What will be Scuderia Corsa’s biggest “surprise” from running sportscar racing to open-wheel in the Indy 500? Q&A with Indy 500 veteran, NBC Sports Commentator & Scuderia Corsa IMSA driver, Townsend Bell
What will be Scuderia Corsa’s biggest “surprise” running sportscars to running an open-wheel car in the Indy 500?
Read what Indy 500 veteran, NBC Sports commentator and Scuderia Corsa IMSA/24 hours of Le Mans driver, Townsend Bell has to say on Scuderia Corsa entering the open-wheel world at the 102nd Indianapolis 500 with the no. 64.
Does working as an Indy 500 commentator change your perspective on the race?
A: It does: as a commentator your job is to give analysis and insight regarding everything that is happening in the race, you need to be aware of what is happening with all drivers. When you drive you only be aware of your team and the other drivers surrounding you and the focus is much narrowing than commentating.
Q: What was your favorite Indy 500 moment?
A: The first Indy 500 I went to I was 11 years old, in 1986, and I remember that have never been to anything like it before. It was a breathtaking experience for a young boy. The moment the first cars came from straightway 11 cars in three rows was sensational.

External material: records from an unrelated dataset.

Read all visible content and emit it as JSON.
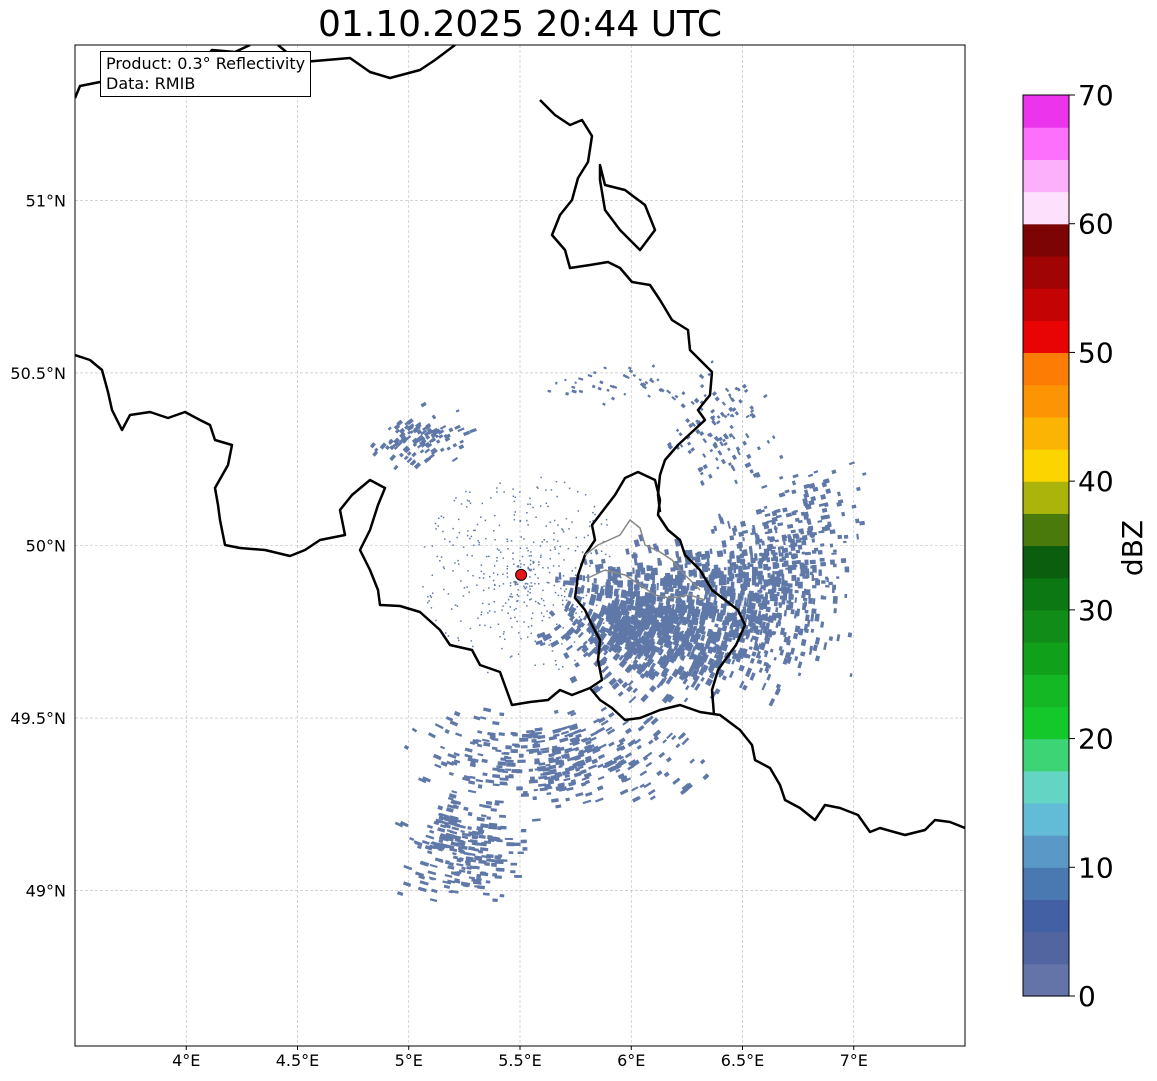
{
  "title": "01.10.2025 20:44 UTC",
  "info": {
    "product": "Product: 0.3° Reflectivity",
    "data_source": "Data: RMIB"
  },
  "map": {
    "lon_range": [
      3.5,
      7.5
    ],
    "lat_range": [
      48.55,
      51.45
    ],
    "lon_ticks": [
      {
        "value": 4.0,
        "label": "4°E"
      },
      {
        "value": 4.5,
        "label": "4.5°E"
      },
      {
        "value": 5.0,
        "label": "5°E"
      },
      {
        "value": 5.5,
        "label": "5.5°E"
      },
      {
        "value": 6.0,
        "label": "6°E"
      },
      {
        "value": 6.5,
        "label": "6.5°E"
      },
      {
        "value": 7.0,
        "label": "7°E"
      }
    ],
    "lat_ticks": [
      {
        "value": 49.0,
        "label": "49°N"
      },
      {
        "value": 49.5,
        "label": "49.5°N"
      },
      {
        "value": 50.0,
        "label": "50°N"
      },
      {
        "value": 50.5,
        "label": "50.5°N"
      },
      {
        "value": 51.0,
        "label": "51°N"
      }
    ],
    "radar_site": {
      "lon": 5.505,
      "lat": 49.915,
      "color": "#e81818"
    },
    "echo_color": "#5f78a8"
  },
  "colorbar": {
    "label": "dBZ",
    "min": 0,
    "max": 70,
    "ticks": [
      {
        "value": 0,
        "label": "0"
      },
      {
        "value": 10,
        "label": "10"
      },
      {
        "value": 20,
        "label": "20"
      },
      {
        "value": 30,
        "label": "30"
      },
      {
        "value": 40,
        "label": "40"
      },
      {
        "value": 50,
        "label": "50"
      },
      {
        "value": 60,
        "label": "60"
      },
      {
        "value": 70,
        "label": "70"
      }
    ],
    "colors": [
      "#6474a8",
      "#5265a0",
      "#4460a4",
      "#4a78b0",
      "#5a98c8",
      "#62bcd8",
      "#64d4c4",
      "#3cd474",
      "#14c82c",
      "#14b824",
      "#10a01a",
      "#128c18",
      "#0c7814",
      "#0a5e0e",
      "#4a7a0c",
      "#aab40a",
      "#fcd400",
      "#fcb404",
      "#fc9404",
      "#fc7c04",
      "#e80404",
      "#c40404",
      "#a00404",
      "#7c0404",
      "#fce0fc",
      "#fcb0fc",
      "#fc70fc",
      "#ec34ec"
    ]
  }
}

And… the winner that day was Bobby Rahal.
Q: Having worked with Scuderia Corsa for several years, what do you think will be the biggest surprise to us compared to sportscar?
A: There is no way to be prepared on the significance of the event until you are there contending for the greatest prize in front of 300,000 spectators and with really strong feel of formidable competitors; only in that moment the team will realize the significance of the moment and its challenge.

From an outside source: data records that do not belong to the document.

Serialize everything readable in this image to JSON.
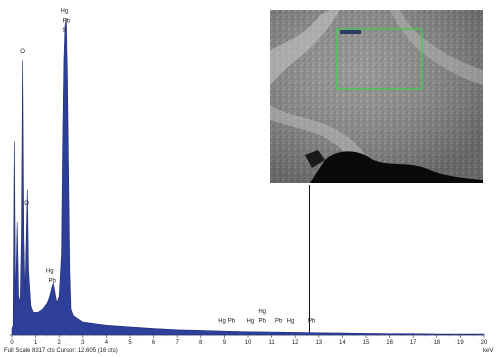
{
  "chart_data": {
    "type": "line",
    "xlim": [
      0,
      20
    ],
    "ticks": [
      "0",
      "1",
      "2",
      "3",
      "4",
      "5",
      "6",
      "7",
      "8",
      "9",
      "10",
      "11",
      "12",
      "13",
      "14",
      "15",
      "16",
      "17",
      "18",
      "19",
      "20"
    ],
    "cursor_x": 12.605,
    "fill_color": "#2e3f9a",
    "spectrum": [
      [
        0.0,
        0.02
      ],
      [
        0.05,
        0.03
      ],
      [
        0.1,
        0.6
      ],
      [
        0.15,
        0.1
      ],
      [
        0.22,
        0.35
      ],
      [
        0.28,
        0.12
      ],
      [
        0.35,
        0.1
      ],
      [
        0.4,
        0.3
      ],
      [
        0.45,
        0.85
      ],
      [
        0.5,
        0.3
      ],
      [
        0.55,
        0.12
      ],
      [
        0.6,
        0.3
      ],
      [
        0.65,
        0.45
      ],
      [
        0.7,
        0.2
      ],
      [
        0.8,
        0.09
      ],
      [
        0.9,
        0.07
      ],
      [
        1.0,
        0.07
      ],
      [
        1.1,
        0.07
      ],
      [
        1.2,
        0.075
      ],
      [
        1.3,
        0.08
      ],
      [
        1.4,
        0.09
      ],
      [
        1.5,
        0.1
      ],
      [
        1.6,
        0.12
      ],
      [
        1.7,
        0.15
      ],
      [
        1.75,
        0.16
      ],
      [
        1.8,
        0.14
      ],
      [
        1.9,
        0.1
      ],
      [
        2.0,
        0.12
      ],
      [
        2.1,
        0.25
      ],
      [
        2.15,
        0.6
      ],
      [
        2.2,
        0.85
      ],
      [
        2.25,
        0.96
      ],
      [
        2.3,
        0.98
      ],
      [
        2.35,
        0.8
      ],
      [
        2.4,
        0.5
      ],
      [
        2.45,
        0.2
      ],
      [
        2.5,
        0.08
      ],
      [
        2.6,
        0.06
      ],
      [
        2.8,
        0.05
      ],
      [
        3.0,
        0.04
      ],
      [
        3.5,
        0.035
      ],
      [
        4.0,
        0.03
      ],
      [
        5.0,
        0.025
      ],
      [
        6.0,
        0.02
      ],
      [
        7.0,
        0.016
      ],
      [
        8.0,
        0.014
      ],
      [
        9.0,
        0.012
      ],
      [
        10.0,
        0.01
      ],
      [
        11.0,
        0.009
      ],
      [
        12.0,
        0.008
      ],
      [
        13.0,
        0.007
      ],
      [
        14.0,
        0.006
      ],
      [
        15.0,
        0.005
      ],
      [
        16.0,
        0.004
      ],
      [
        17.0,
        0.004
      ],
      [
        18.0,
        0.003
      ],
      [
        19.0,
        0.003
      ],
      [
        20.0,
        0.003
      ]
    ],
    "peak_labels": [
      {
        "text": "Hg",
        "x": 2.22,
        "y": 0.995
      },
      {
        "text": "Pb",
        "x": 2.3,
        "y": 0.965
      },
      {
        "text": "S",
        "x": 2.22,
        "y": 0.935
      },
      {
        "text": "O",
        "x": 0.45,
        "y": 0.87
      },
      {
        "text": "O",
        "x": 0.62,
        "y": 0.4
      },
      {
        "text": "Hg",
        "x": 1.6,
        "y": 0.19
      },
      {
        "text": "Pb",
        "x": 1.7,
        "y": 0.16
      },
      {
        "text": "Hg",
        "x": 8.9,
        "y": 0.035
      },
      {
        "text": "Pb",
        "x": 9.3,
        "y": 0.035
      },
      {
        "text": "Hg",
        "x": 10.1,
        "y": 0.035
      },
      {
        "text": "Pb",
        "x": 10.6,
        "y": 0.035
      },
      {
        "text": "Hg",
        "x": 10.6,
        "y": 0.065
      },
      {
        "text": "Pb",
        "x": 11.3,
        "y": 0.035
      },
      {
        "text": "Hg",
        "x": 11.8,
        "y": 0.035
      },
      {
        "text": "Pb",
        "x": 12.7,
        "y": 0.035
      }
    ]
  },
  "status_bar": "Full Scale 8317 cts Cursor: 12.605  (16 cts)",
  "unit_label": "keV"
}
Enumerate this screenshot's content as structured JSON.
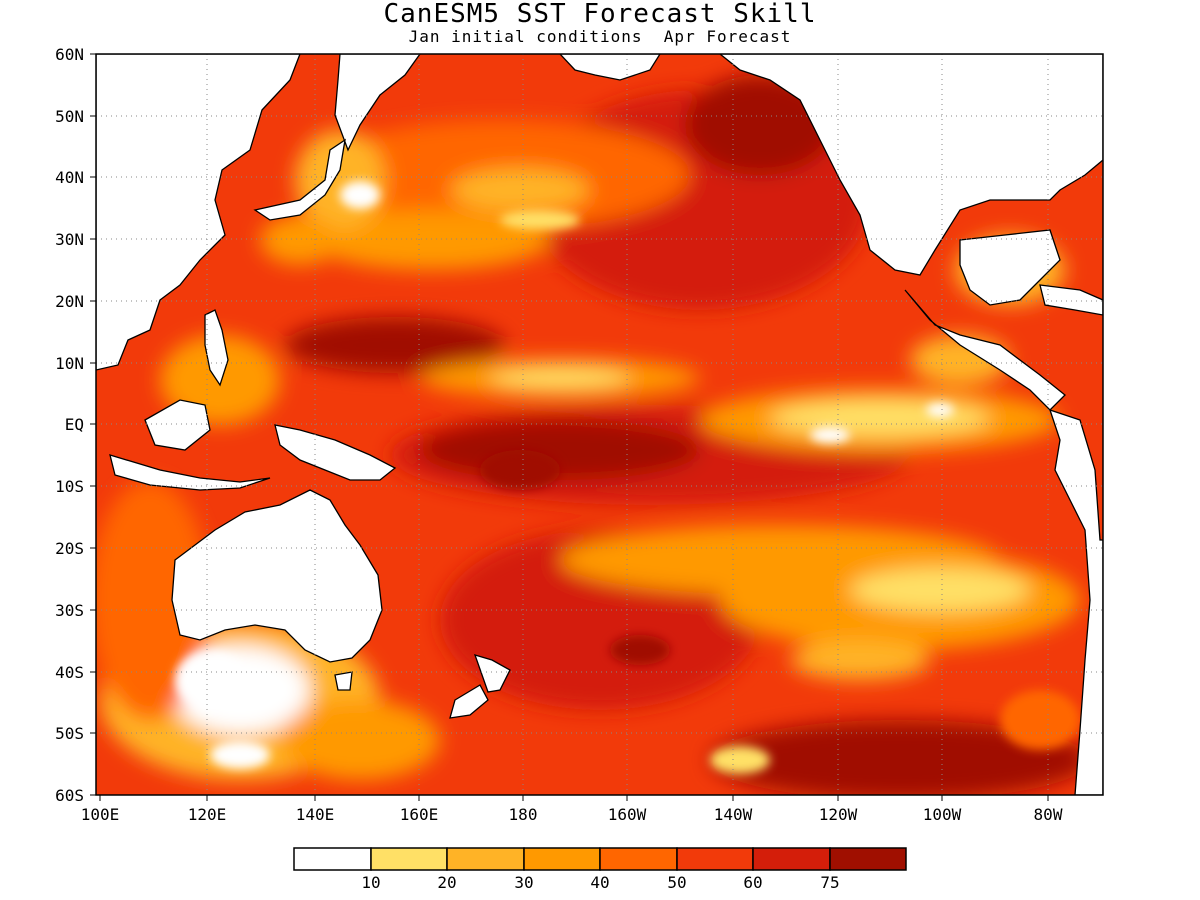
{
  "title": "CanESM5 SST Forecast Skill",
  "subtitle": "Jan initial conditions  Apr Forecast",
  "lat_labels": [
    "60N",
    "50N",
    "40N",
    "30N",
    "20N",
    "10N",
    "EQ",
    "10S",
    "20S",
    "30S",
    "40S",
    "50S",
    "60S"
  ],
  "lon_labels": [
    "100E",
    "120E",
    "140E",
    "160E",
    "180",
    "160W",
    "140W",
    "120W",
    "100W",
    "80W"
  ],
  "colorbar": {
    "colors": [
      "#ffffff",
      "#ffe066",
      "#ffb326",
      "#ff9900",
      "#ff6600",
      "#f23a0a",
      "#d41e0a",
      "#a00f00"
    ],
    "labels": [
      "10",
      "20",
      "30",
      "40",
      "50",
      "60",
      "75"
    ]
  },
  "chart_data": {
    "type": "heatmap",
    "title": "CanESM5 SST Forecast Skill",
    "subtitle": "Jan initial conditions  Apr Forecast",
    "lon_range": [
      "100E",
      "70W"
    ],
    "lat_range": [
      "60S",
      "60N"
    ],
    "levels": [
      10,
      20,
      30,
      40,
      50,
      60,
      75
    ],
    "grid": true
  }
}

Q: How would you compare your win at Le Mans to those who win the Indy 500?
A: Well, I wouldn’t know because I didn’t win the Indy500 which is something that will bother me for my entire life because I have been very competitive there, qualifying well and many times being at the front or near the front during the race. I wish I could compare. The feeling at Le Mans was incredible especially because we won as a statistically unlikely one-off team; I can only image how winning the Indy 500 feels; for every race driver that have been fortunate to be a Indy 500 winner, they called it the greatest win that they have ever had.
Q: How stressful do you think qualifying will be this year compared to years past?
A: For me qualifying was always the most stressful because it is the biggest risk; you often have to challenge the speed and downforce level at the very limit, they turn up the boost for qualifying so the engine makes more power, and the speed jumps quite a bit.
For the team not having a backup car, which I only had one of the 10 Indy 500’s that I raced, if you crash in qualifying there is a chance you don’t make the race. That makes the time stressful. At the same token if you don’t take the risk and are slow you won’t make the race.